Friday, January 24, 2014

Book Review: Swiss Family Robinson, by Johann David Wyss

Very nice book for what it is: a children's story (though many children of our age wouldn't have the patience for a 472 page-long story.) It is a very good vocabulary-booster for one's young ones as well. The details of geography, flora and fauna were hilariously outlandish, and the wrecked ship that carried the family must have been an ancient supertanker, given the fact that it had EVERYTHING KNOWN TO MANKIND in its hold, including a supply of shot and gunpowder that would last the family more than a decade. But other than the humorously impossible bits, it was a good children's adventure. I was glad to spend the time with my ten year old son as we read it together. His frequent outbursts, comments and speculations proved that the book had thoroughly grabbed his imagination. For that I am grateful!

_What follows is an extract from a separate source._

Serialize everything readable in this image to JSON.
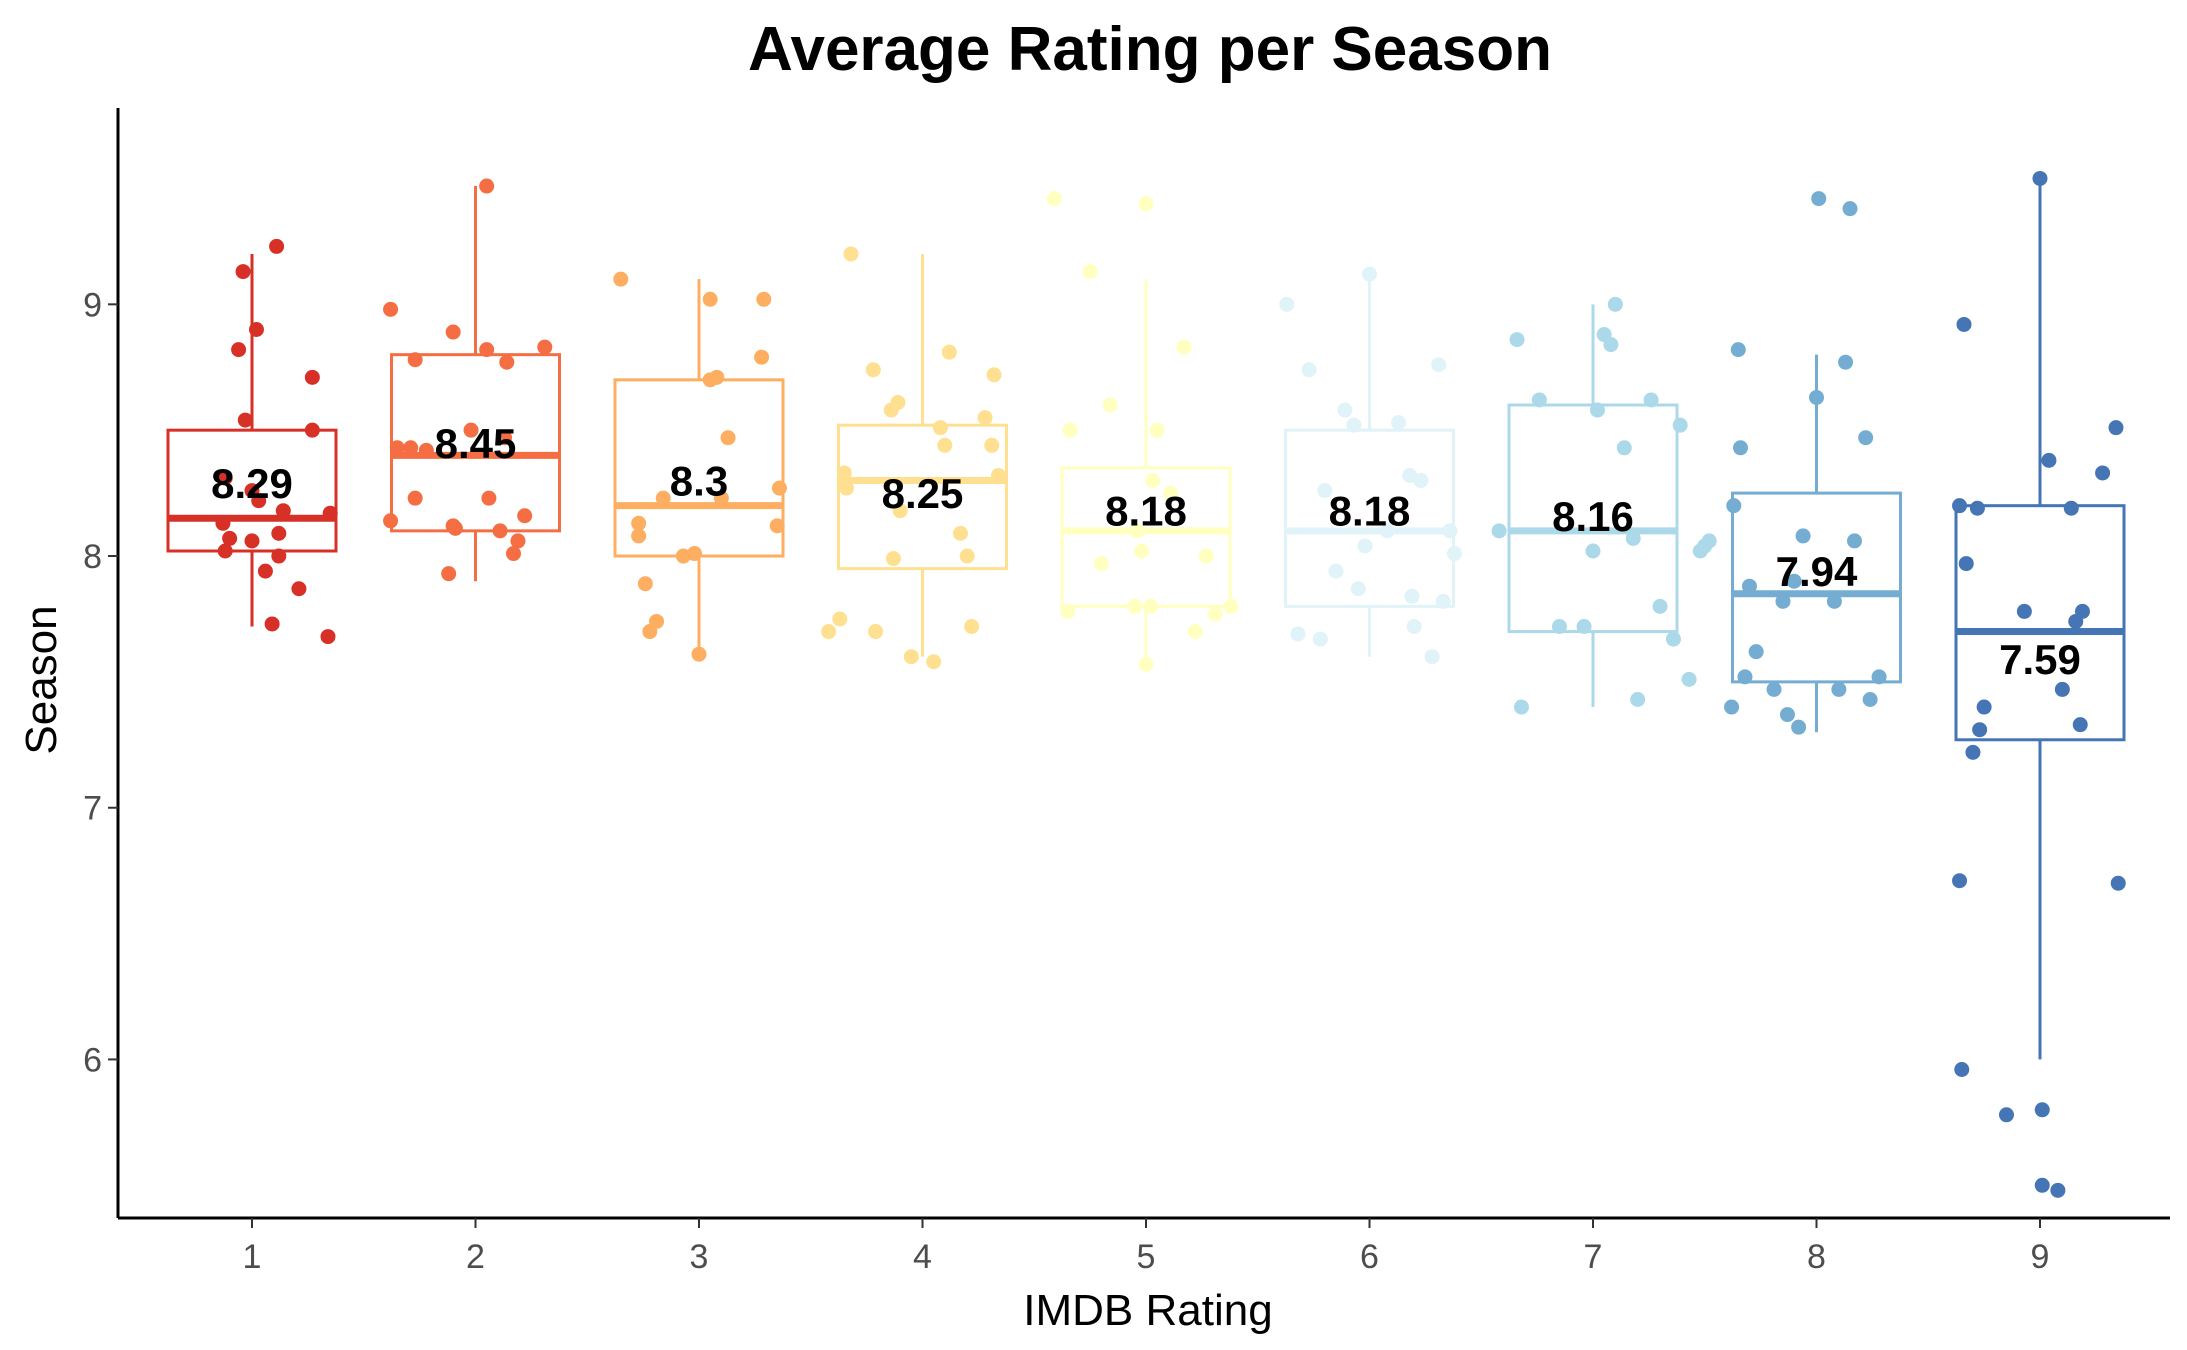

I might add a friendly warning for those of a squeamish nature with regards to animals, guns and hunting: the book might have appropriately been subtitled "SHOOT IT!" Every time the boys see a new and interesting animal, their immediate and automatic response is to shoot it dead. One needs to keep in mind that this was a book written in the 19th century, and sensibilities were much different back then. If one reads the book with tolerance, a good story is still very much in store.

Wednesday, January 1, 2014

Book Review: The Space Merchants by Frederik Pohl and C.M. Kornbluth

Obviously, this book is significantly dated, people of the time just on the verge of imagining some amazing things.  Very little of what we'd currently call science fiction is in this book; the scifi elements are mostly the backdrop against some incisive social commentary which is very relevant for both that time and this.  Purely as scifi I'd score this only 3/4 stars, but it's what the authors are saying as social criticism that pushes it higher.

Though this book was written in the early '50s, my mind couldn't help but go forward more than a decade, to the set of television's "Bewitched."  I watched that show a lot as a kid.  You'll recall that the husband, Darren Stevens, worked as an advertising executive.  I got nearly as many laughs from the zany ad campaigns Darren and Samantha cooked up as from any of the magic-related hijinks I saw.

Push the McMann & Tate ad firm into the future, and make them sinister.  Now you have a picture of Fowler Schoken Associates.  This ad agency goes beyond the art of punchy slogans; they employ psychological manipulation and drugs in their products which make you addicted to them, and to other products they sell.  Culture, literature, and true education are deviant and blasphemous; decent people just consume and they're content with it.  The advertising elite have the real power in society; even the President of the United States defers to them.  They have enslaved a consuming underclass that lives in brutish conditions and virtual slavery.  What's worse is that the elite has convinced them to be more or less happy in their slavery, except for a few, like the "Consies" (conservationists), that dare to see beyond the illusion and call for a richer, simpler, more purposeful life.

I couldn't help but think about a few mega-retailers in our own time who seem to have permeated every aspect of our lives.  The movie "WALL-E" also forced itself into my memory, as a mega-conglomerate so corrupted the public and the earth that the planet was made uninhabitable by enormous mountains of trash.  This book apparently sounded the warning first, a call to seriously re-examine our materialism before it's too late.  Well, actually, Thoreau was saying this sort of thing long before, but this is the first time I know of that the warning was presented in the scifi genre.

All in all, a very worthwhile book to read; I see why Library of America (I read this book in their "American Science Fiction": vol. 1) published it as a classic.  For our time, it's really archaic, but for the '50s it was great scifi and timeless social commentary.